Et les analystes consultés par l'AFP estiment que la chute des prix du pétrole risque de mettre l'économie à genoux. Selon Luis Arturo Barcenas du cabinet Ecoanalitica, dans un "scénario optimiste" le Venezuela perdrait entre 4,5 et 7,5 milliards de dollars en revenus cette année. D'autres experts avancent le chiffre de 9 milliards de dollars. "C'est difficile de se projeter, parce que le marché est très instable, mais l'impact va être très fort, sans aucun doute", affirme M. Barcenas.

Le Venezuela, déjà déclaré en défaut partiel sur le remboursement de sa dette par des agences de notation, va en outre avoir toutes les difficultés du monde à rembourser les créanciers qu'elle paie en pétrole, comme la Chine. "Tout d'abord, les revenus du Venezuela vont être bien moins élevés. Ensuite, le niveau des prix va affecter la dette remboursée en barils. Plus le prix baisse, plus le volume de barils à fournir augmente", explique M. Barcenas.

D'où le risque que le Venezuela "se retrouve en défaut de paiement avec la Chine", souligne Jesus Casique, économiste chez Capital Market Finance. Le Fonds monétaire international (FMI) prévoit une chute du PIB vénézuélien de 10% en 2020, mais le krach pétrolier pourrait bien ajouter "quatre à cinq points" à ce chiffre, prévient-il.

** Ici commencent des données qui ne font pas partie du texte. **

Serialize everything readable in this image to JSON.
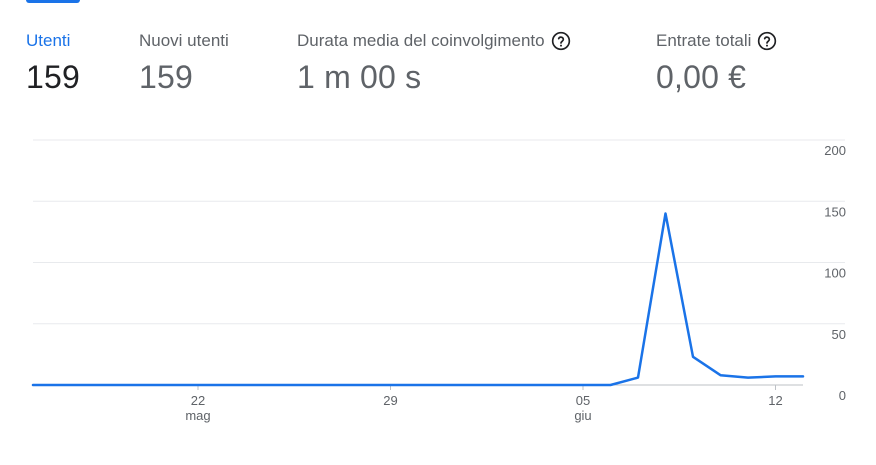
{
  "metrics": [
    {
      "label": "Utenti",
      "value": "159",
      "active": true,
      "help": false
    },
    {
      "label": "Nuovi utenti",
      "value": "159",
      "active": false,
      "help": false
    },
    {
      "label": "Durata media del coinvolgimento",
      "value": "1 m 00 s",
      "active": false,
      "help": true
    },
    {
      "label": "Entrate totali",
      "value": "0,00 €",
      "active": false,
      "help": true
    }
  ],
  "icons": {
    "help": "help-circle-icon"
  },
  "colors": {
    "accent": "#1a73e8",
    "line": "#1a73e8",
    "grid": "#e8eaed"
  },
  "chart_data": {
    "type": "line",
    "title": "",
    "xlabel": "",
    "ylabel": "",
    "ylim": [
      0,
      200
    ],
    "y_ticks": [
      "200",
      "150",
      "100",
      "50",
      "0"
    ],
    "y_tick_values": [
      200,
      150,
      100,
      50,
      0
    ],
    "x_ticks": [
      {
        "day": 22,
        "label": "22",
        "sublabel": "mag"
      },
      {
        "day": 29,
        "label": "29",
        "sublabel": ""
      },
      {
        "day": 36,
        "label": "05",
        "sublabel": "giu"
      },
      {
        "day": 43,
        "label": "12",
        "sublabel": ""
      }
    ],
    "x_start_day": 16,
    "x_end_day": 44,
    "grid": true,
    "series": [
      {
        "x": [
          16,
          17,
          18,
          19,
          20,
          21,
          22,
          23,
          24,
          25,
          26,
          27,
          28,
          29,
          30,
          31,
          32,
          33,
          34,
          35,
          36,
          37,
          38,
          39,
          40,
          41,
          42,
          43,
          44
        ],
        "values": [
          0,
          0,
          0,
          0,
          0,
          0,
          0,
          0,
          0,
          0,
          0,
          0,
          0,
          0,
          0,
          0,
          0,
          0,
          0,
          0,
          0,
          0,
          6,
          140,
          23,
          8,
          6,
          7,
          7
        ]
      }
    ]
  }
}
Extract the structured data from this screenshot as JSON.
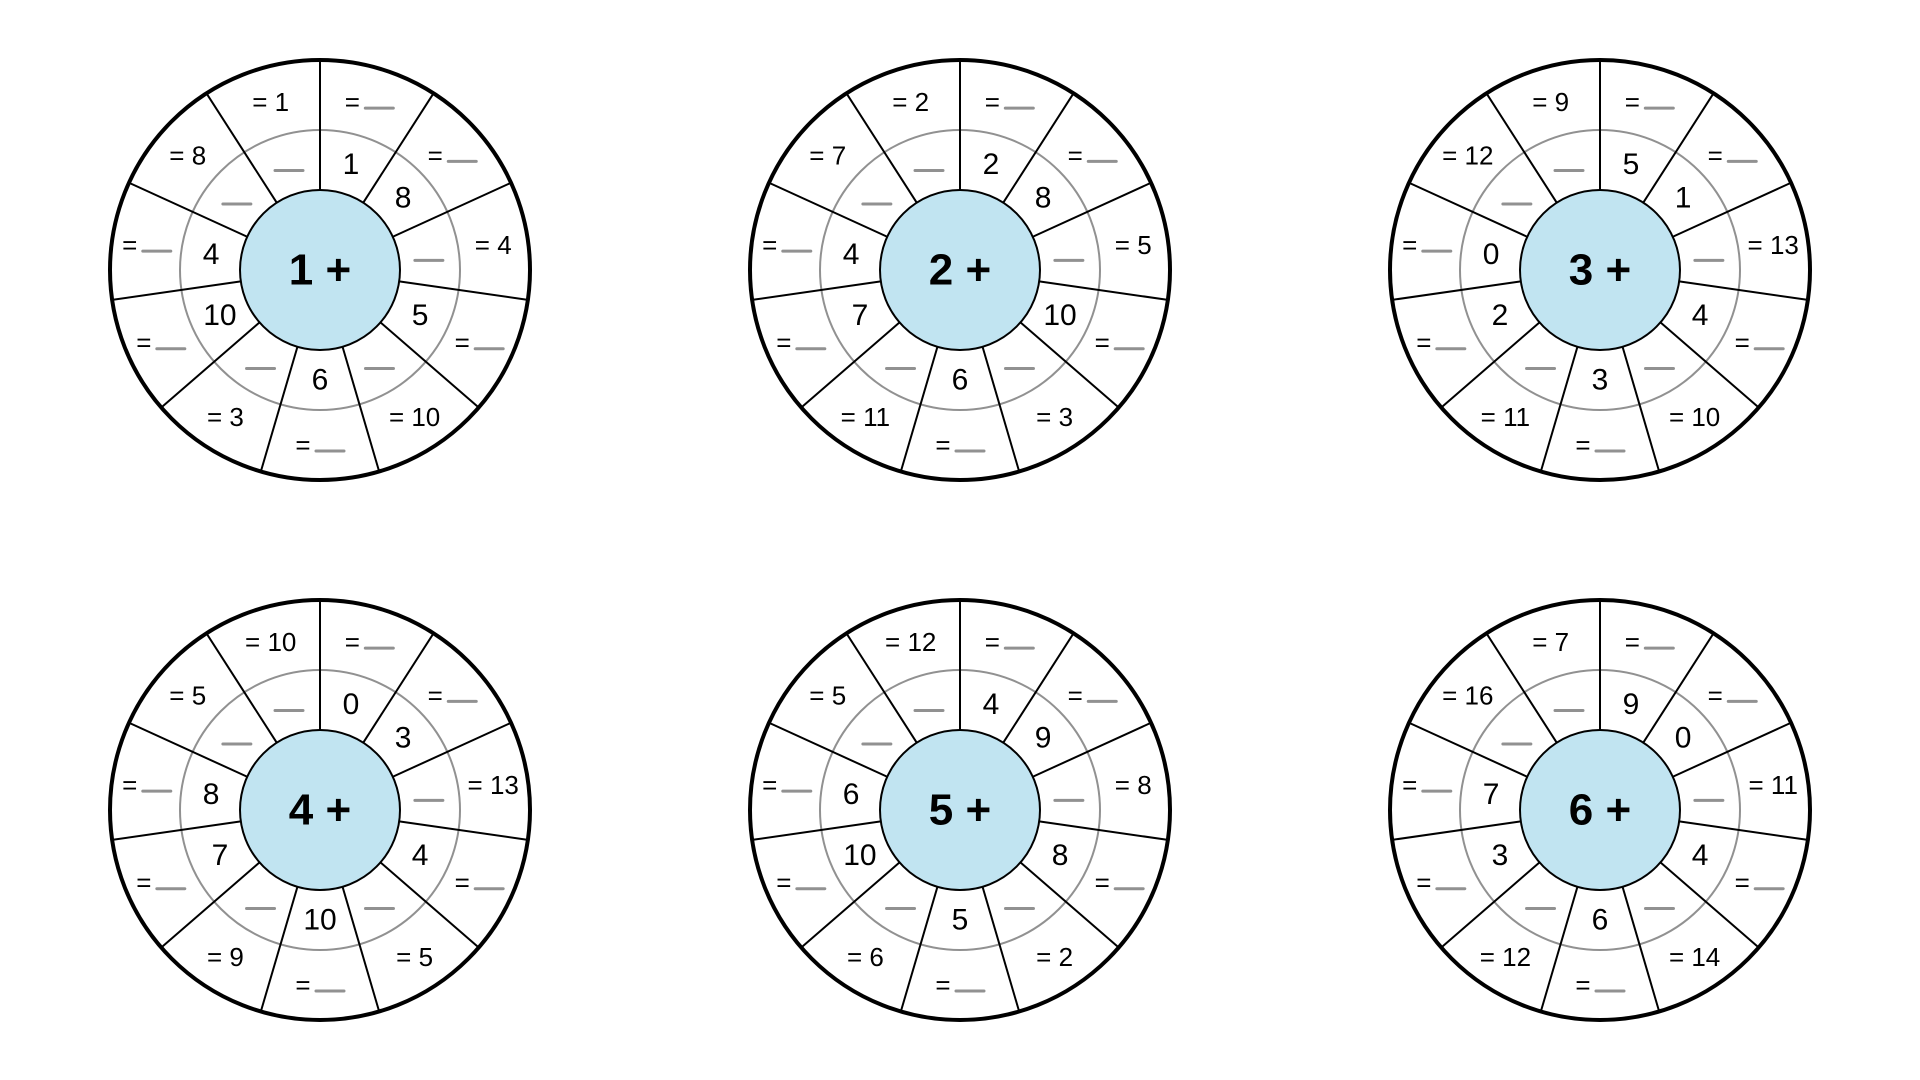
{
  "layout": {
    "svg_size": 440,
    "r_outer": 210,
    "r_mid": 140,
    "r_inner": 80,
    "slices": 10,
    "start_angle_deg": -90,
    "stroke_outer": "#000000",
    "stroke_outer_width": 4,
    "stroke_mid": "#919191",
    "stroke_mid_width": 2,
    "stroke_inner": "#000000",
    "stroke_inner_width": 2,
    "center_fill": "#c1e4f1",
    "blank_underline_color": "#919191",
    "blank_underline_width": 3,
    "blank_underline_len": 28,
    "inner_text_radius": 110,
    "outer_text_radius": 175,
    "font_outer": 26,
    "font_inner": 30,
    "font_center": 44
  },
  "wheels": [
    {
      "center": "1 +",
      "slices": [
        {
          "inner": "1",
          "outer": {
            "kind": "eq_blank"
          }
        },
        {
          "inner": "8",
          "outer": {
            "kind": "eq_blank"
          }
        },
        {
          "inner": "",
          "outer": {
            "kind": "eq_value",
            "value": "4"
          }
        },
        {
          "inner": "5",
          "outer": {
            "kind": "eq_blank"
          }
        },
        {
          "inner": "",
          "outer": {
            "kind": "eq_value",
            "value": "10"
          }
        },
        {
          "inner": "6",
          "outer": {
            "kind": "eq_blank"
          }
        },
        {
          "inner": "",
          "outer": {
            "kind": "eq_value",
            "value": "3"
          }
        },
        {
          "inner": "10",
          "outer": {
            "kind": "eq_blank"
          }
        },
        {
          "inner": "4",
          "outer": {
            "kind": "eq_blank"
          }
        },
        {
          "inner": "",
          "outer": {
            "kind": "eq_value",
            "value": "8"
          }
        },
        {
          "__extra_top__": true,
          "outer": {
            "kind": "eq_value",
            "value": "1"
          }
        }
      ]
    },
    {
      "center": "2 +",
      "slices": [
        {
          "inner": "2",
          "outer": {
            "kind": "eq_blank"
          }
        },
        {
          "inner": "8",
          "outer": {
            "kind": "eq_blank"
          }
        },
        {
          "inner": "",
          "outer": {
            "kind": "eq_value",
            "value": "5"
          }
        },
        {
          "inner": "10",
          "outer": {
            "kind": "eq_blank"
          }
        },
        {
          "inner": "",
          "outer": {
            "kind": "eq_value",
            "value": "3"
          }
        },
        {
          "inner": "6",
          "outer": {
            "kind": "eq_blank"
          }
        },
        {
          "inner": "",
          "outer": {
            "kind": "eq_value",
            "value": "11"
          }
        },
        {
          "inner": "7",
          "outer": {
            "kind": "eq_blank"
          }
        },
        {
          "inner": "4",
          "outer": {
            "kind": "eq_blank"
          }
        },
        {
          "inner": "",
          "outer": {
            "kind": "eq_value",
            "value": "7"
          }
        },
        {
          "__extra_top__": true,
          "outer": {
            "kind": "eq_value",
            "value": "2"
          }
        }
      ]
    },
    {
      "center": "3 +",
      "slices": [
        {
          "inner": "5",
          "outer": {
            "kind": "eq_blank"
          }
        },
        {
          "inner": "1",
          "outer": {
            "kind": "eq_blank"
          }
        },
        {
          "inner": "",
          "outer": {
            "kind": "eq_value",
            "value": "13"
          }
        },
        {
          "inner": "4",
          "outer": {
            "kind": "eq_blank"
          }
        },
        {
          "inner": "",
          "outer": {
            "kind": "eq_value",
            "value": "10"
          }
        },
        {
          "inner": "3",
          "outer": {
            "kind": "eq_blank"
          }
        },
        {
          "inner": "",
          "outer": {
            "kind": "eq_value",
            "value": "11"
          }
        },
        {
          "inner": "2",
          "outer": {
            "kind": "eq_blank"
          }
        },
        {
          "inner": "0",
          "outer": {
            "kind": "eq_blank"
          }
        },
        {
          "inner": "",
          "outer": {
            "kind": "eq_value",
            "value": "12"
          }
        },
        {
          "__extra_top__": true,
          "outer": {
            "kind": "eq_value",
            "value": "9"
          }
        }
      ]
    },
    {
      "center": "4 +",
      "slices": [
        {
          "inner": "0",
          "outer": {
            "kind": "eq_blank"
          }
        },
        {
          "inner": "3",
          "outer": {
            "kind": "eq_blank"
          }
        },
        {
          "inner": "",
          "outer": {
            "kind": "eq_value",
            "value": "13"
          }
        },
        {
          "inner": "4",
          "outer": {
            "kind": "eq_blank"
          }
        },
        {
          "inner": "",
          "outer": {
            "kind": "eq_value",
            "value": "5"
          }
        },
        {
          "inner": "10",
          "outer": {
            "kind": "eq_blank"
          }
        },
        {
          "inner": "",
          "outer": {
            "kind": "eq_value",
            "value": "9"
          }
        },
        {
          "inner": "7",
          "outer": {
            "kind": "eq_blank"
          }
        },
        {
          "inner": "8",
          "outer": {
            "kind": "eq_blank"
          }
        },
        {
          "inner": "",
          "outer": {
            "kind": "eq_value",
            "value": "5"
          }
        },
        {
          "__extra_top__": true,
          "outer": {
            "kind": "eq_value",
            "value": "10"
          }
        }
      ]
    },
    {
      "center": "5 +",
      "slices": [
        {
          "inner": "4",
          "outer": {
            "kind": "eq_blank"
          }
        },
        {
          "inner": "9",
          "outer": {
            "kind": "eq_blank"
          }
        },
        {
          "inner": "",
          "outer": {
            "kind": "eq_value",
            "value": "8"
          }
        },
        {
          "inner": "8",
          "outer": {
            "kind": "eq_blank"
          }
        },
        {
          "inner": "",
          "outer": {
            "kind": "eq_value",
            "value": "2"
          }
        },
        {
          "inner": "5",
          "outer": {
            "kind": "eq_blank"
          }
        },
        {
          "inner": "",
          "outer": {
            "kind": "eq_value",
            "value": "6"
          }
        },
        {
          "inner": "10",
          "outer": {
            "kind": "eq_blank"
          }
        },
        {
          "inner": "6",
          "outer": {
            "kind": "eq_blank"
          }
        },
        {
          "inner": "",
          "outer": {
            "kind": "eq_value",
            "value": "5"
          }
        },
        {
          "__extra_top__": true,
          "outer": {
            "kind": "eq_value",
            "value": "12"
          }
        }
      ]
    },
    {
      "center": "6 +",
      "slices": [
        {
          "inner": "9",
          "outer": {
            "kind": "eq_blank"
          }
        },
        {
          "inner": "0",
          "outer": {
            "kind": "eq_blank"
          }
        },
        {
          "inner": "",
          "outer": {
            "kind": "eq_value",
            "value": "11"
          }
        },
        {
          "inner": "4",
          "outer": {
            "kind": "eq_blank"
          }
        },
        {
          "inner": "",
          "outer": {
            "kind": "eq_value",
            "value": "14"
          }
        },
        {
          "inner": "6",
          "outer": {
            "kind": "eq_blank"
          }
        },
        {
          "inner": "",
          "outer": {
            "kind": "eq_value",
            "value": "12"
          }
        },
        {
          "inner": "3",
          "outer": {
            "kind": "eq_blank"
          }
        },
        {
          "inner": "7",
          "outer": {
            "kind": "eq_blank"
          }
        },
        {
          "inner": "",
          "outer": {
            "kind": "eq_value",
            "value": "16"
          }
        },
        {
          "__extra_top__": true,
          "outer": {
            "kind": "eq_value",
            "value": "7"
          }
        }
      ]
    }
  ]
}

Autre problème de taille : avec la fin des exportations vers les États-Unis, le Venezuela a dû trouver d'autres débouchés. Aujourd'hui, l'Inde est son principal client et achète 43% de sa production, contre 22% il y a deux ans encore. Or, avertit Luis Arturo Barcenas, "les compagnies indiennes comme Reliance vont arrêter d'acheter" du pétrole vénézuélien par peur d'être sanctionnées par les États-Unis, qui ont déjà mis une filiale du russe Rosneft à l'amende en février pour ses activités au Venezuela. "Reste à voir si le Venezuela aura la capacité de rediriger ses exportations" vers d'autres pays, dit l'économiste. Et si c'est le cas, "il devra très fortement réduire ses prix".